標籤: CUDAExample
This sample illustrates the usage of CUDA events for both GPU timing and overlapping CPU and GPU execution. Events are inserted into a stream of CUDA calls. Since CUDA stream calls are asynchronous, the CPU can perform computations while GPU is executing (including DMA memcopies between the host and device). CPU can query CUDA events to determine whether GPU has completed tasks.

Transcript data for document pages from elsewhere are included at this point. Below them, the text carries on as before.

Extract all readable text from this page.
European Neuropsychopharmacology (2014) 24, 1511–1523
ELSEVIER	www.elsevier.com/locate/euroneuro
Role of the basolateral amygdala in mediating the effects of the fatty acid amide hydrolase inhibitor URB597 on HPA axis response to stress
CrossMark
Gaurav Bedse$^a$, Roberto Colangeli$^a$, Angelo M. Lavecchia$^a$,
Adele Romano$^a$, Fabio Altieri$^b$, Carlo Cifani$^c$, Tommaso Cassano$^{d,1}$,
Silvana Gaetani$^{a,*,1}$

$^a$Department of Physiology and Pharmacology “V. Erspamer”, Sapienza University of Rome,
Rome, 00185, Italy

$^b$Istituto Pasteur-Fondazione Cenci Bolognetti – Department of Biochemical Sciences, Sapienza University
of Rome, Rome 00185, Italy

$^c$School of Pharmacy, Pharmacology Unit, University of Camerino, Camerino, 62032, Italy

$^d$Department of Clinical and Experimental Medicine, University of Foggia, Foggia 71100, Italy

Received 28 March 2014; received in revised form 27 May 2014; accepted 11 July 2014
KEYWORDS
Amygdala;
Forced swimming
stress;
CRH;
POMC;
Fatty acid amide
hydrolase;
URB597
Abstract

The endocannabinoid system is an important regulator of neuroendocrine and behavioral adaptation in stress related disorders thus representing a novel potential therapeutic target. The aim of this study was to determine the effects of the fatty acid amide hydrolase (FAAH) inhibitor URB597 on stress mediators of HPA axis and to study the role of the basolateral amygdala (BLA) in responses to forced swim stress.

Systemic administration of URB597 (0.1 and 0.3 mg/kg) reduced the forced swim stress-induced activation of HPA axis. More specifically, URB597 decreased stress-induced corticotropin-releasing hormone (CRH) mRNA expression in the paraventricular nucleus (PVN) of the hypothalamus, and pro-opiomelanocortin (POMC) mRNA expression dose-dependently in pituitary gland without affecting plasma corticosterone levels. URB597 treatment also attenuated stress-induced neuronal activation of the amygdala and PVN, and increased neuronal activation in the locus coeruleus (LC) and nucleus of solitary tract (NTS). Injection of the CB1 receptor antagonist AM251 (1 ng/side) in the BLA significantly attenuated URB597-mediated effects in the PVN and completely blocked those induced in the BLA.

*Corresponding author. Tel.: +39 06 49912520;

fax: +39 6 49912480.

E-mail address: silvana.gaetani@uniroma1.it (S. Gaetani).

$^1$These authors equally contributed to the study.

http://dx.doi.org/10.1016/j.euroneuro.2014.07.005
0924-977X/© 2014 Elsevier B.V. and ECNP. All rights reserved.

例程主要用於說明,gpu和cpu是可以同是執行的,即當gpu工作時,cpu也在工作,例子中先在gpu中計算加法,在cpu中進行計數,輸出gpu使用時間,以及cpu計數。
查看顯卡硬件信息
int devID;
cudaDeviceProp deviceProps; //定義結構體類型的變量,保存硬件信息
// This will pick the best possible CUDA capable device
devID = findCudaDevice(argc, (const char **)argv); //尋找合適的設備,只選一個
// get device name
checkCudaErrors(cudaGetDeviceProperties(&deviceProps, devID));
printf("CUDA device [%s]\n", deviceProps.name);
運行結果:
CUDA device [GeForce GTX 980]
其中函數findCudaDevice()來自庫文件helper_cuda.h,選擇硬件,優先選擇用戶指定的設備,如果用戶沒有指定,則選擇Gflops(每秒千兆次浮點運算)最高的一個硬件,返回設備ID號。
主要代碼
// create cuda event handles
cudaEvent_t start, stop;
checkCudaErrors(cudaEventCreate(&start));
checkCudaErrors(cudaEventCreate(&stop));
StopWatchInterface *timer = NULL;
sdkCreateTimer(&timer);
sdkResetTimer(&timer);
checkCudaErrors(cudaDeviceSynchronize());
float gpu_time = 0.0f;
// asynchronously issue work to the GPU (all to stream 0)
sdkStartTimer(&timer);
cudaEventRecord(start, 0);
cudaMemcpyAsync(d_a, a, nbytes, cudaMemcpyHostToDevice, 0);
increment_kernel<<<blocks, threads, 0, 0>>>(d_a, value); //gpu並行計算加法核函數
cudaMemcpyAsync(a, d_a, nbytes, cudaMemcpyDeviceToHost, 0);
cudaEventRecord(stop, 0);
sdkStopTimer(&timer);
// have CPU do some work while waiting for stage 1 to finish
unsigned long int counter=0;
while (cudaEventQuery(stop) == cudaErrorNotReady) //在gpu結束計算之間cpu進行計數
{
counter++;
}
checkCudaErrors(cudaEventElapsedTime(&gpu_time, start, stop));
// print the cpu and gpu times 輸出
printf("time spent executing by the GPU: %.2f\n", gpu_time);
printf("time spent by CPU in CUDA calls: %.2f\n", sdkGetTimerValue(&timer));
printf("CPU executed %lu iterations while waiting for GPU to finish\n", counter);
運行結果
CUDA device [GeForce GTX 980]
time spent executing by the GPU: 12.40
time spent by CPU in CUDA calls: 0.04
CPU executed 2439 iterations while waiting for GPU to finish
從結果中可以看出cpu和gpu可以同時工作。
End